Nach welchem Maßstab ist die willkürliche Aufnahme von Millionen von Flüchtlingen das Richtige? Das hat mir noch niemand erklärt.
Findest du persönlich den Satz nicht etwas unehrlich formuliert?
Wenn man einen Flüchtlich aufnimmt, dann ist er ja auf der Flucht. Wer also den Status zuerkannt bekommt, dem steht sowohl vom deutschen als auch internationalen Recht her Schutz zu. Es ist also alles andere als willkürlich. Und in der Praxis sind ja diese Überlegungen gerade das Problem. Es geht ja darum die Nicht-Flüchtlinge möglichst effizient abzuschieben, und doch zu garantieren, dass kein echter Flüchtling schutzlos bleibt. Aber das nur nebenbei.
Das geht auch nochmal in die Richtung die vorher angesprochen wurden. Wenn man jetzt also sagt, wir lassen nur noch hundertausend Flüchtlinge rein, entscheide also nicht für jeden gleich auf Individualbasis, sondern per Kontingent, und wer danach kommt muss halt weg, auch wenn ISIS persönlich hinter ihm herrennt, dann ist das im gewissen Sinne eine Prinzipienaufgabe der Gesellschaft.
Nun sind aber solche gesellschaftlichen Prinzipien wichtig für einerseits den Nationalethos des Landes, und andererseits dem Mindset der Bevölkerung. Denn je weniger man einige Prinzipien beachtet, desto leichter lassen sich auch andere abschaffen! Man mag zwar denken, dass so Zeug ja angesichts einer rationalen Kostenrechnung im Endeffekt egal ist, aber ich denke das ist falsch.
Ich bin dieser Auffassung auch gerade deswegen, weil ich in den letzten zwei Jahren (teilweise) in der Türkei gelebt habe, wo sich massiv so eine Prinzipienänderung vollzogen hat. Dies schlägt sich in der Tat primär in der Mentalität der Bevölkerung wieder. Jede Gesellschaft hat so einen Nationalethos. In der Türkei ist es zum Beispiel in vielen Schichten der einer sekulären, Ost/West "Schnittstellen-"Demokratie gewesen. Mit sowohl rationalen als auch emotionalen Argumenten wurde diese Mentalität nun in der letzten Zeit zunehmends beseitigt. Und ja, gerade die rationalen Argumente nimmt man da gerne.
In Deutschland sehen wir uns halt gerne humanistisch, weltoffen, und vor allem von der Geschichte des dritten Reiches geprägt. Viele Deutsche (die ich kenne) sagen halt: WW2 was Mist, aber wie wir jetzt daraus herausgekommen sind, das hat uns besser gemacht. Die Leier vom aufgeklärten deutschen Geschichtsunterricht wird ja gerade von Deutschen in internationaler Gesellschaft mit Genuß breitgetreten. In vielen Kreisen war man halt pre 2014 durchaus der Meinung, dass wir uns als Land und Gesellschaft für Hilfesuchende einsetzen würde, so aus Prinzip halt, Kosten egal (Menschen > Geld usw).

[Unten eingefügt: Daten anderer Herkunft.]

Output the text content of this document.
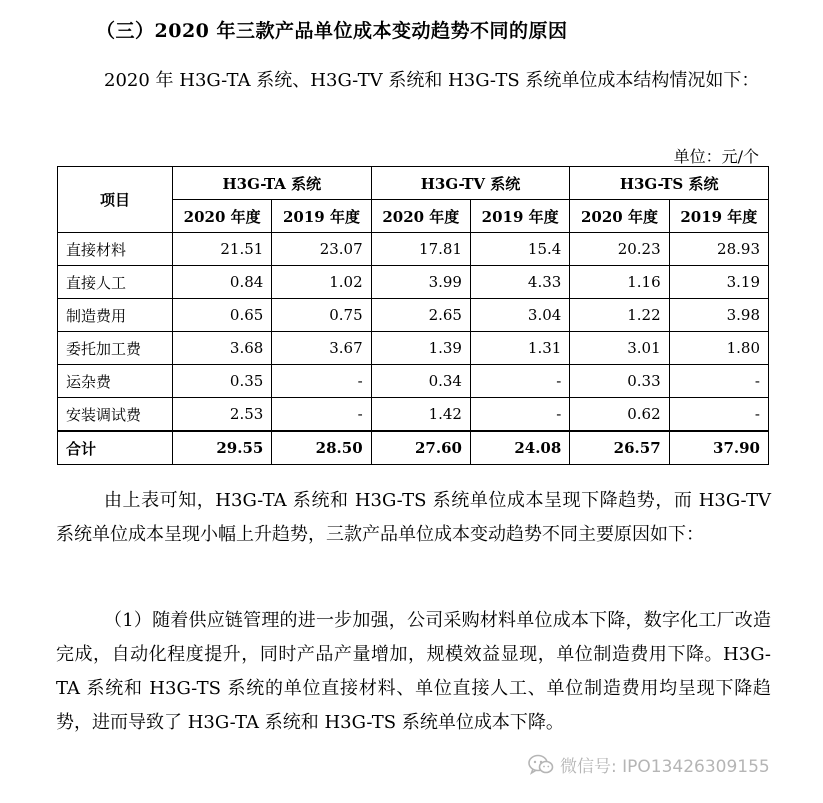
（三）2020 年三款产品单位成本变动趋势不同的原因
2020 年 H3G-TA 系统、H3G-TV 系统和 H3G-TS 系统单位成本结构情况如下：
单位：元/个
项目	H3G-TA 系统		H3G-TV 系统		H3G-TS 系统	
	2020 年度	2019 年度	2020 年度	2019 年度	2020 年度	2019 年度
直接材料	21.51	23.07	17.81	15.4	20.23	28.93
直接人工	0.84	1.02	3.99	4.33	1.16	3.19
制造费用	0.65	0.75	2.65	3.04	1.22	3.98
委托加工费	3.68	3.67	1.39	1.31	3.01	1.80
运杂费	0.35	-	0.34	-	0.33	-
安装调试费	2.53	-	1.42	-	0.62	-
合计	29.55	28.50	27.60	24.08	26.57	37.90
由上表可知，H3G-TA 系统和 H3G-TS 系统单位成本呈现下降趋势，而 H3G-TV 系统单位成本呈现小幅上升趋势，三款产品单位成本变动趋势不同主要原因如下：
（1）随着供应链管理的进一步加强，公司采购材料单位成本下降，数字化工厂改造完成，自动化程度提升，同时产品产量增加，规模效益显现，单位制造费用下降。H3G-TA 系统和 H3G-TS 系统的单位直接材料、单位直接人工、单位制造费用均呈现下降趋势，进而导致了 H3G-TA 系统和 H3G-TS 系统单位成本下降。
微信号: IPO13426309155
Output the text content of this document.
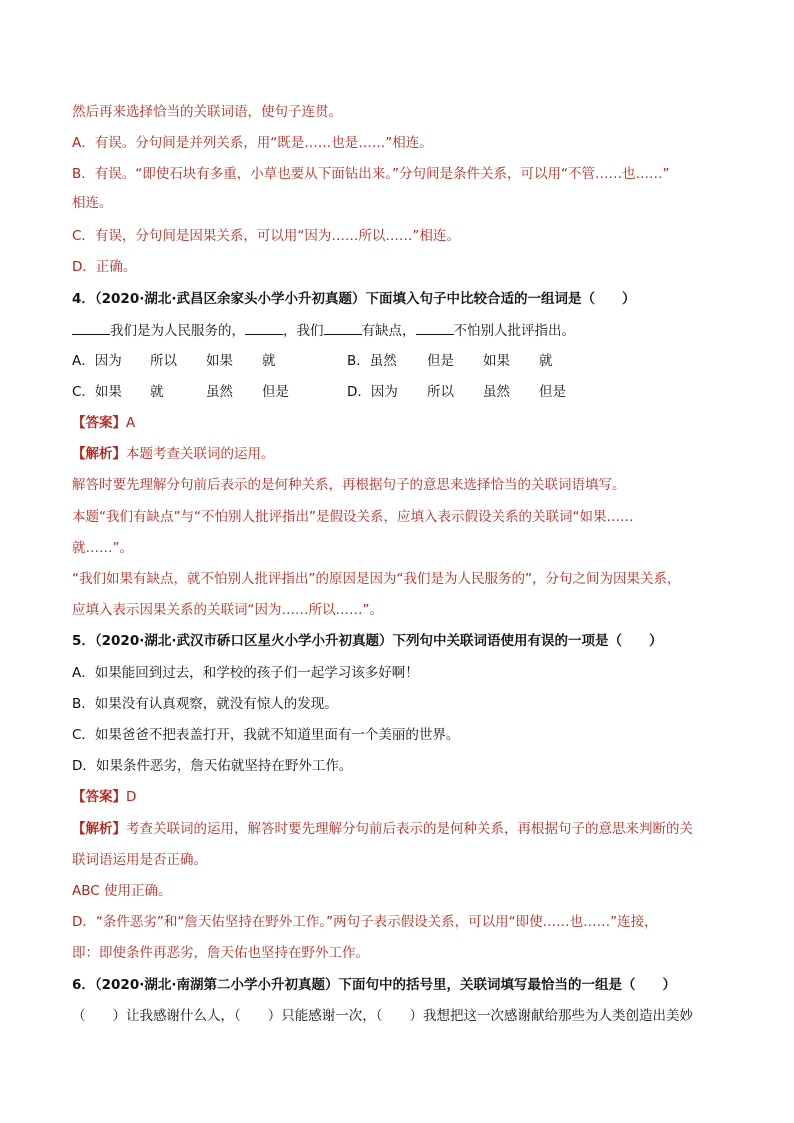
然后再来选择恰当的关联词语，使句子连贯。
A．有误。分句间是并列关系，用“既是……也是……”相连。
B．有误。“即使石块有多重，小草也要从下面钻出来。”分句间是条件关系，可以用“不管……也……”
相连。
C．有误，分句间是因果关系，可以用“因为……所以……”相连。
D．正确。
4．（2020·湖北·武昌区余家头小学小升初真题）下面填入句子中比较合适的一组词是（　　）
我们是为人民服务的，	，我们	有缺点，	不怕别人批评指出。
A．因为 所以 如果 就	B．虽然 但是 如果 就
C．如果 就	虽然 但是	D．因为 所以 虽然 但是
【答案】A
【解析】本题考查关联词的运用。
解答时要先理解分句前后表示的是何种关系，再根据句子的意思来选择恰当的关联词语填写。
本题“我们有缺点”与“不怕别人批评指出”是假设关系，应填入表示假设关系的关联词“如果……
就……”。
“我们如果有缺点，就不怕别人批评指出”的原因是因为“我们是为人民服务的”，分句之间为因果关系，
应填入表示因果关系的关联词“因为……所以……”。
5．（2020·湖北·武汉市硚口区星火小学小升初真题）下列句中关联词语使用有误的一项是（　　）
A．如果能回到过去，和学校的孩子们一起学习该多好啊！
B．如果没有认真观察，就没有惊人的发现。
C．如果爸爸不把表盖打开，我就不知道里面有一个美丽的世界。
D．如果条件恶劣，詹天佑就坚持在野外工作。
【答案】D
【解析】考查关联词的运用，解答时要先理解分句前后表示的是何种关系，再根据句子的意思来判断的关
联词语运用是否正确。
ABC 使用正确。
D．“条件恶劣”和“詹天佑坚持在野外工作。”两句子表示假设关系，可以用“即使……也……”连接，
即：即使条件再恶劣，詹天佑也坚持在野外工作。
6．（2020·湖北·南湖第二小学小升初真题）下面句中的括号里，关联词填写最恰当的一组是（　　）
（　　）让我感谢什么人，（　　）只能感谢一次，（　　）我想把这一次感谢献给那些为人类创造出美妙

Dass das halt, rein emotional auch so funktioniert, konnte man ja sehen als die ersten Flüchtlinge angekommen sind #refugeeswelcome Mentalität war ja mal gut 90% salonfähig. Jetzt was, vielleicht 20%?
Die Frage ist halt, wie wichtig ist eben diese Mentalität für einen Nationalstaat gegenüber der Verpflichtung rational abzuwägen.
Wir stehen jetzt halt da, als Deutsche, als Leute die gerne eine hohe Meinung über unseren eigenen Prinzipien hatten, und uns nun der Realität beugen mussten. Und das ist der Punkt wo Prinzipien verloren gehen. Und wenn es hier ähnlich ist wie in anderen Ländern, dann sind das eventuell nicht die letzten Prinzipien die dran glauben müssen (kA ich könnte jetzt mal über Privatsphäre und Überwachung spekulieren etc.).
Ist schwer zu sagen was richtig ist, aber so die emotionale Komponente hinter einer Gesellschaft zu unterschätzen ist schon so einige male in die Hose gegangen.